Please note the missing parenthesis in the error message raised on CircleCI.

botimer commented 4 years ago

This was caused by an older version of the Coveralls gem being included in the bundle on CircleCI. How?

  1. QA depends on the coveralls gem without a version specified
  2. The cached bundle for CI builds used version 0.7.2, which depends on rest-client
  3. When rest-client is loaded, RDF::Util::File uses it, rather than Net::HTTP
  4. The IOError raised only includes a formatted message, which is parsed to re-specify the error for downstream use within QA
  5. The adapters format their error messages differently (without and with parentheses, respectively), so the environmental difference between an old bundle and a new one (coveralls 0.8.23) results in different QA errors being raised by way of a missed case condition

As far as the underlying issues:

  1. The rdf gem should return structured info it already has (subclass IOError to include url and status code attributes)
  2. The rdf gem uses implicit config that it does not log or reveal in a meaningful way (i.e., RDF::Graph.load relies on a class variable of RDF::Util::File that is lazily set based on which gems are loaded, so even the existence of the adapter, let alone its identity, is not obvious)
  3. Implicit dependency versions combined with caching conspire to create a CI environment that is sensitive to when it was initialized, in a way that is challenging to detect or reproduce locally (even using circleci local execute on a workstation)
botimer commented 4 years ago

PR #264 is merged and works around the issue.

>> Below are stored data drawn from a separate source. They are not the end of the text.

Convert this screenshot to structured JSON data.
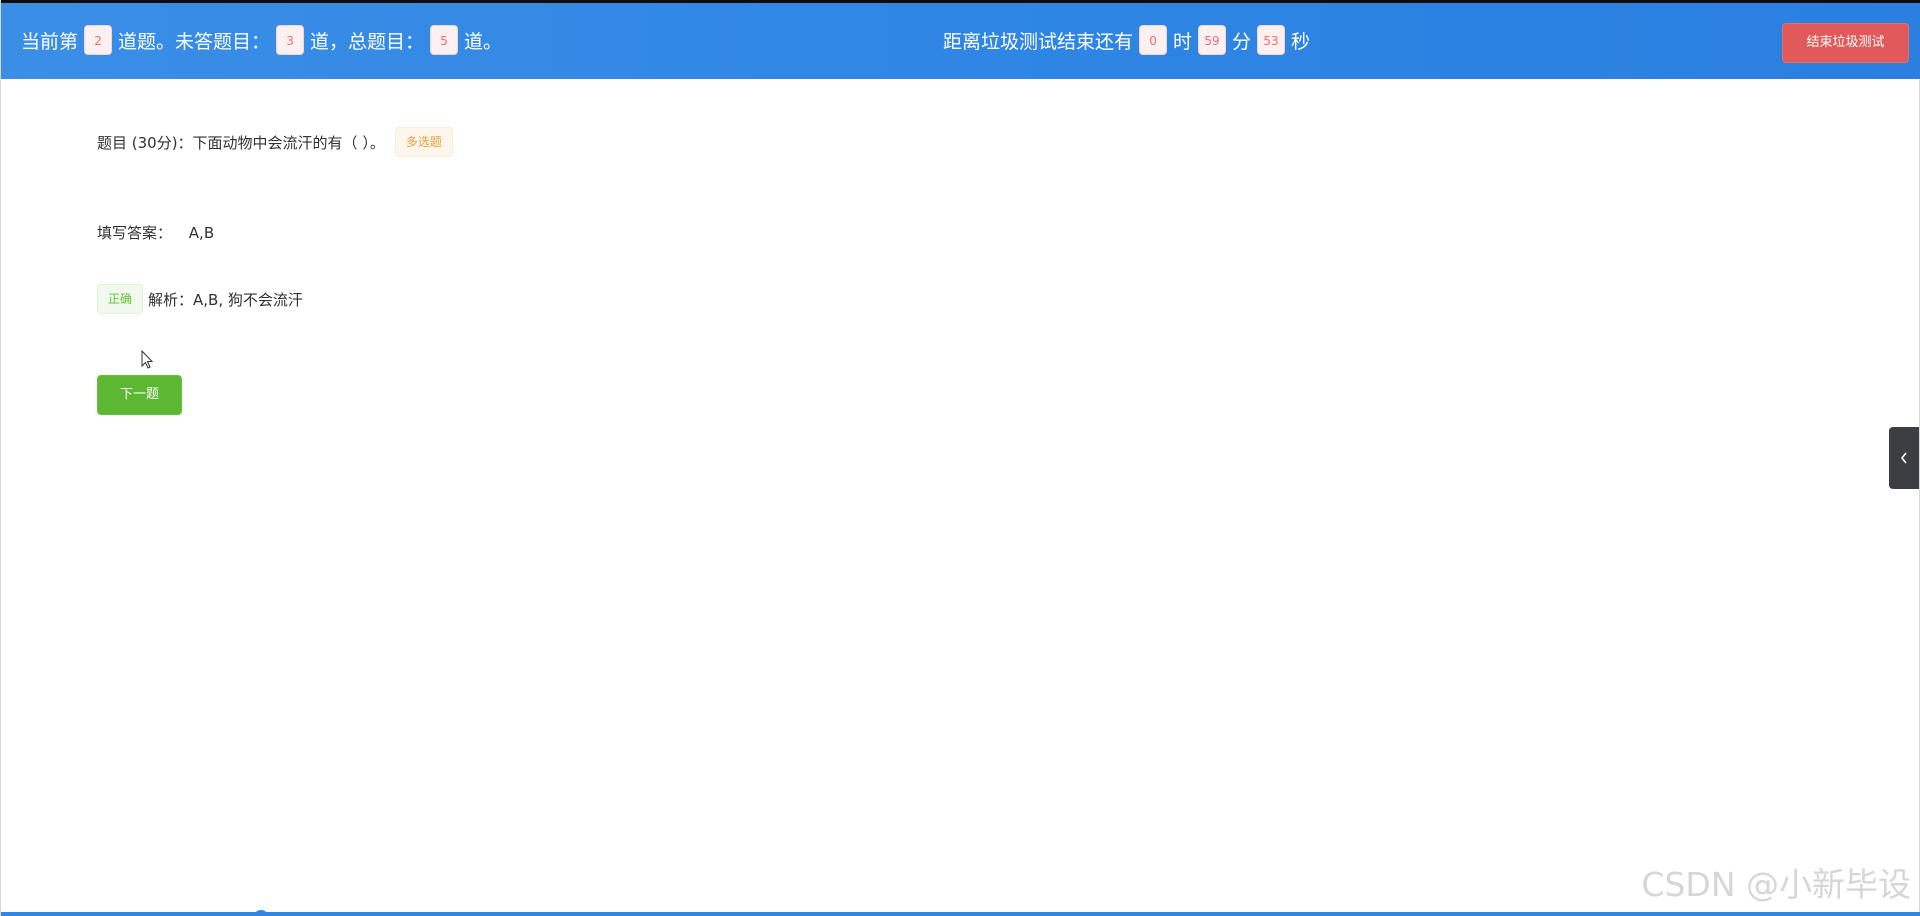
{
  "header": {
    "current_prefix": "当前第",
    "current_number": "2",
    "current_suffix": "道题。未答题目：",
    "unanswered_count": "3",
    "unanswered_suffix": "道，总题目：",
    "total_count": "5",
    "total_suffix": "道。",
    "timer_prefix": "距离垃圾测试结束还有",
    "hours": "0",
    "hours_unit": "时",
    "minutes": "59",
    "minutes_unit": "分",
    "seconds": "53",
    "seconds_unit": "秒",
    "end_button_label": "结束垃圾测试"
  },
  "question": {
    "text": "题目 (30分)：下面动物中会流汗的有（ ）。",
    "type_tag": "多选题"
  },
  "answer": {
    "label": "填写答案：",
    "value": "A,B"
  },
  "analysis": {
    "result_tag": "正确",
    "text": "解析：A,B, 狗不会流汗"
  },
  "actions": {
    "next_label": "下一题"
  },
  "side_panel": {
    "toggle_icon": "chevron-left-icon"
  },
  "watermark": {
    "text": "CSDN @小新毕设"
  },
  "colors": {
    "header_blue": "#2f86e4",
    "danger_red": "#e05a5a",
    "success_green": "#5cb832",
    "warning_orange": "#e6a23c",
    "count_red": "#f56c6c"
  }
}
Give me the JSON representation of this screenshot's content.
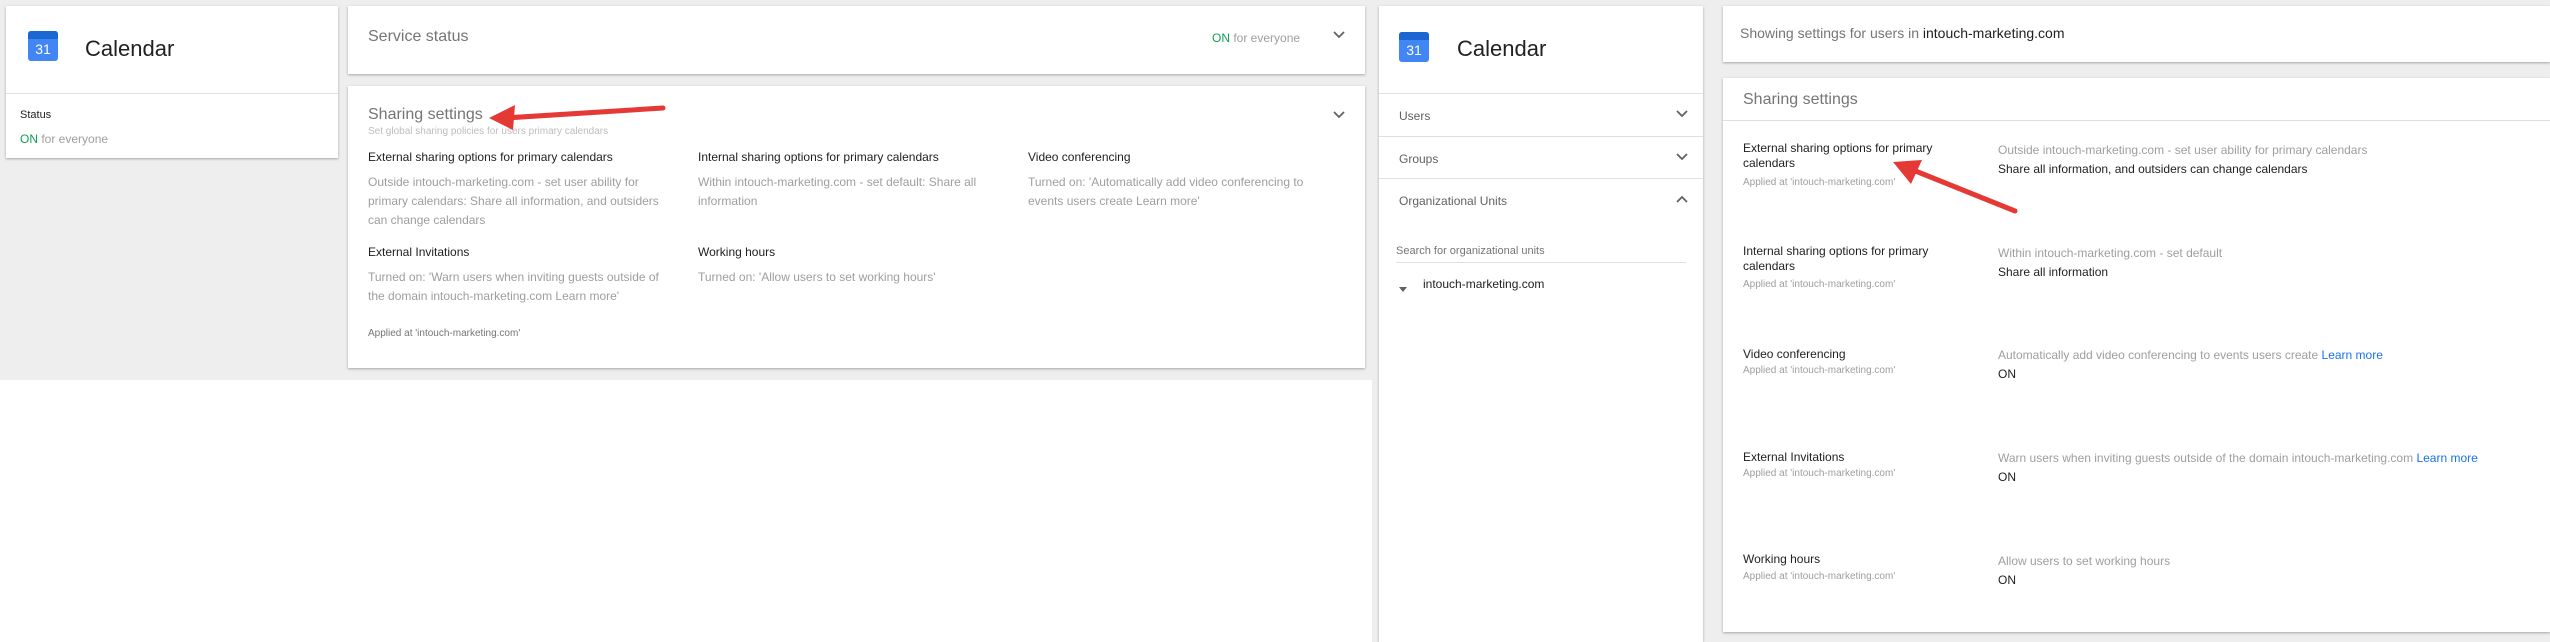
{
  "colors": {
    "accent": "#1a73e8",
    "on": "#0f9d58",
    "arrow": "#e53935",
    "calendar_blue": "#4285f4"
  },
  "left_app": {
    "icon": "calendar-icon",
    "icon_number": "31",
    "title": "Calendar",
    "status_label": "Status",
    "status_on": "ON",
    "status_rest": " for everyone"
  },
  "service_status": {
    "title": "Service status",
    "on": "ON",
    "rest": " for everyone"
  },
  "sharing_card": {
    "title": "Sharing settings",
    "subtitle": "Set global sharing policies for users primary calendars",
    "items": [
      {
        "label": "External sharing options for primary calendars",
        "desc": "Outside intouch-marketing.com - set user ability for primary calendars: Share all information, and outsiders can change calendars"
      },
      {
        "label": "Internal sharing options for primary calendars",
        "desc": "Within intouch-marketing.com - set default: Share all information"
      },
      {
        "label": "Video conferencing",
        "desc": "Turned on: 'Automatically add video conferencing to events users create Learn more'"
      },
      {
        "label": "External Invitations",
        "desc": "Turned on: 'Warn users when inviting guests outside of the domain intouch-marketing.com Learn more'"
      },
      {
        "label": "Working hours",
        "desc": "Turned on: 'Allow users to set working hours'"
      }
    ],
    "applied": "Applied at 'intouch-marketing.com'"
  },
  "right_app": {
    "icon_number": "31",
    "title": "Calendar",
    "nav": [
      "Users",
      "Groups",
      "Organizational Units"
    ],
    "search_placeholder": "Search for organizational units",
    "org_unit": "intouch-marketing.com"
  },
  "showing": {
    "prefix": "Showing settings for users in ",
    "domain": "intouch-marketing.com"
  },
  "detail": {
    "title": "Sharing settings",
    "rows": [
      {
        "label": "External sharing options for primary calendars",
        "applied": "Applied at 'intouch-marketing.com'",
        "desc": "Outside intouch-marketing.com - set user ability for primary calendars",
        "value": "Share all information, and outsiders can change calendars",
        "link": ""
      },
      {
        "label": "Internal sharing options for primary calendars",
        "applied": "Applied at 'intouch-marketing.com'",
        "desc": "Within intouch-marketing.com - set default",
        "value": "Share all information",
        "link": ""
      },
      {
        "label": "Video conferencing",
        "applied": "Applied at 'intouch-marketing.com'",
        "desc": "Automatically add video conferencing to events users create ",
        "value": "ON",
        "link": "Learn more"
      },
      {
        "label": "External Invitations",
        "applied": "Applied at 'intouch-marketing.com'",
        "desc": "Warn users when inviting guests outside of the domain intouch-marketing.com ",
        "value": "ON",
        "link": "Learn more"
      },
      {
        "label": "Working hours",
        "applied": "Applied at 'intouch-marketing.com'",
        "desc": "Allow users to set working hours",
        "value": "ON",
        "link": ""
      }
    ]
  }
}
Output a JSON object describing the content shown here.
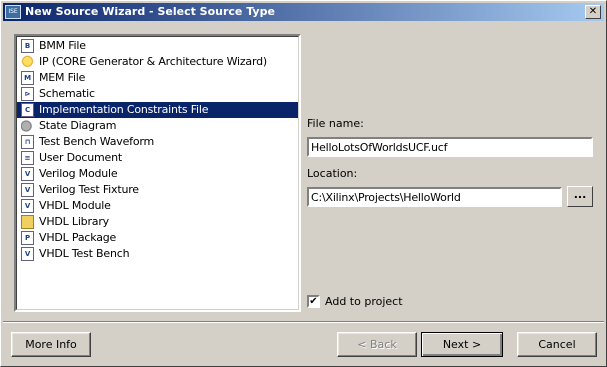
{
  "window": {
    "title": "New Source Wizard - Select Source Type",
    "icon_name": "ise-app-icon",
    "close_glyph": "✕"
  },
  "source_types": [
    {
      "label": "BMM File",
      "icon": "document-icon",
      "glyph": "B"
    },
    {
      "label": "IP (CORE Generator & Architecture Wizard)",
      "icon": "lightbulb-icon",
      "glyph": ""
    },
    {
      "label": "MEM File",
      "icon": "document-icon",
      "glyph": "M"
    },
    {
      "label": "Schematic",
      "icon": "schematic-icon",
      "glyph": "⊳"
    },
    {
      "label": "Implementation Constraints File",
      "icon": "constraints-icon",
      "glyph": "C",
      "selected": true
    },
    {
      "label": "State Diagram",
      "icon": "state-diagram-icon",
      "glyph": ""
    },
    {
      "label": "Test Bench Waveform",
      "icon": "waveform-icon",
      "glyph": "⊓"
    },
    {
      "label": "User Document",
      "icon": "document-icon",
      "glyph": "≡"
    },
    {
      "label": "Verilog Module",
      "icon": "verilog-icon",
      "glyph": "V"
    },
    {
      "label": "Verilog Test Fixture",
      "icon": "verilog-icon",
      "glyph": "V"
    },
    {
      "label": "VHDL Module",
      "icon": "vhdl-icon",
      "glyph": "V"
    },
    {
      "label": "VHDL Library",
      "icon": "folder-icon",
      "glyph": ""
    },
    {
      "label": "VHDL Package",
      "icon": "vhdl-icon",
      "glyph": "P"
    },
    {
      "label": "VHDL Test Bench",
      "icon": "vhdl-icon",
      "glyph": "V"
    }
  ],
  "file_name": {
    "label": "File name:",
    "value": "HelloLotsOfWorldsUCF.ucf"
  },
  "location": {
    "label": "Location:",
    "value": "C:\\Xilinx\\Projects\\HelloWorld",
    "browse_label": "..."
  },
  "add_to_project": {
    "label": "Add to project",
    "checked": true,
    "check_glyph": "✔"
  },
  "buttons": {
    "more_info": "More Info",
    "back": "< Back",
    "next": "Next >",
    "cancel": "Cancel"
  },
  "colors": {
    "selection": "#0a246a",
    "dialog_face": "#d4d0c8"
  }
}
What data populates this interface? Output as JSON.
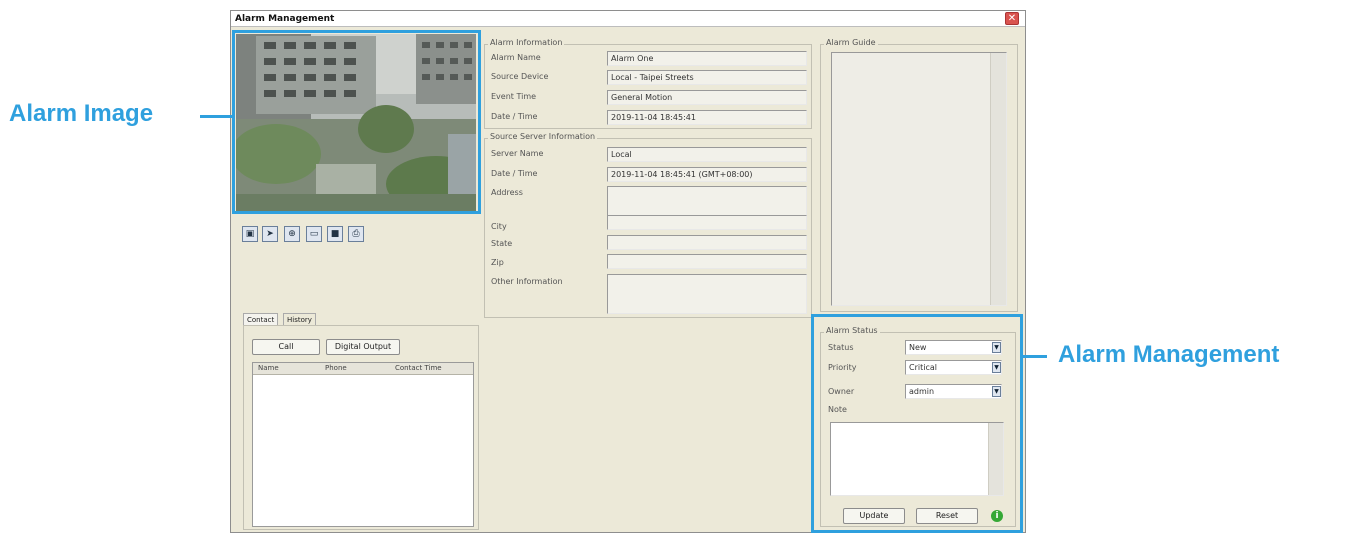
{
  "window": {
    "title": "Alarm Management"
  },
  "callouts": {
    "alarm_image": "Alarm Image",
    "alarm_management": "Alarm Management"
  },
  "toolbar": {
    "icons": [
      "snapshot-icon",
      "pointer-icon",
      "zoom-icon",
      "fit-icon",
      "save-icon",
      "print-icon"
    ]
  },
  "alarm_info": {
    "group_label": "Alarm Information",
    "fields": [
      {
        "label": "Alarm Name",
        "value": "Alarm One"
      },
      {
        "label": "Source Device",
        "value": "Local - Taipei Streets"
      },
      {
        "label": "Event Time",
        "value": "General Motion"
      },
      {
        "label": "Date / Time",
        "value": "2019-11-04 18:45:41"
      }
    ]
  },
  "server_info": {
    "group_label": "Source Server Information",
    "fields": [
      {
        "label": "Server Name",
        "value": "Local"
      },
      {
        "label": "Date / Time",
        "value": "2019-11-04 18:45:41 (GMT+08:00)"
      },
      {
        "label": "Address",
        "value": ""
      },
      {
        "label": "City",
        "value": ""
      },
      {
        "label": "State",
        "value": ""
      },
      {
        "label": "Zip",
        "value": ""
      },
      {
        "label": "Other Information",
        "value": ""
      }
    ]
  },
  "alarm_guide": {
    "group_label": "Alarm Guide"
  },
  "contact": {
    "tabs": [
      "Contact",
      "History"
    ],
    "call_label": "Call",
    "digital_output_label": "Digital Output",
    "columns": [
      "Name",
      "Phone",
      "Contact Time"
    ]
  },
  "alarm_status": {
    "group_label": "Alarm Status",
    "status_label": "Status",
    "status_value": "New",
    "priority_label": "Priority",
    "priority_value": "Critical",
    "owner_label": "Owner",
    "owner_value": "admin",
    "note_label": "Note",
    "update_label": "Update",
    "reset_label": "Reset"
  }
}
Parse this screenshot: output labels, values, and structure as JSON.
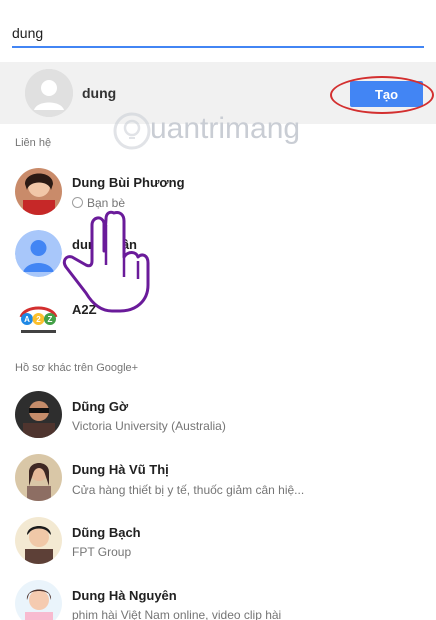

We will follow up with ruby-rdf upstream and, pending changes, move to a more robust solution (e.g., explicit status codes rather than parsing).

elrayle commented 4 years ago

The only additional info I would add to this is that the occurrence of error message with parentheses and without was random causing random failures of the tests. The patch in PR #264 uses regex to extract the error code and allows for both formats of the error message. This is only slightly less fragile than before. The recommendation to move to a structured error message for RDF::Graph.load would allow the error code processing to be more robust.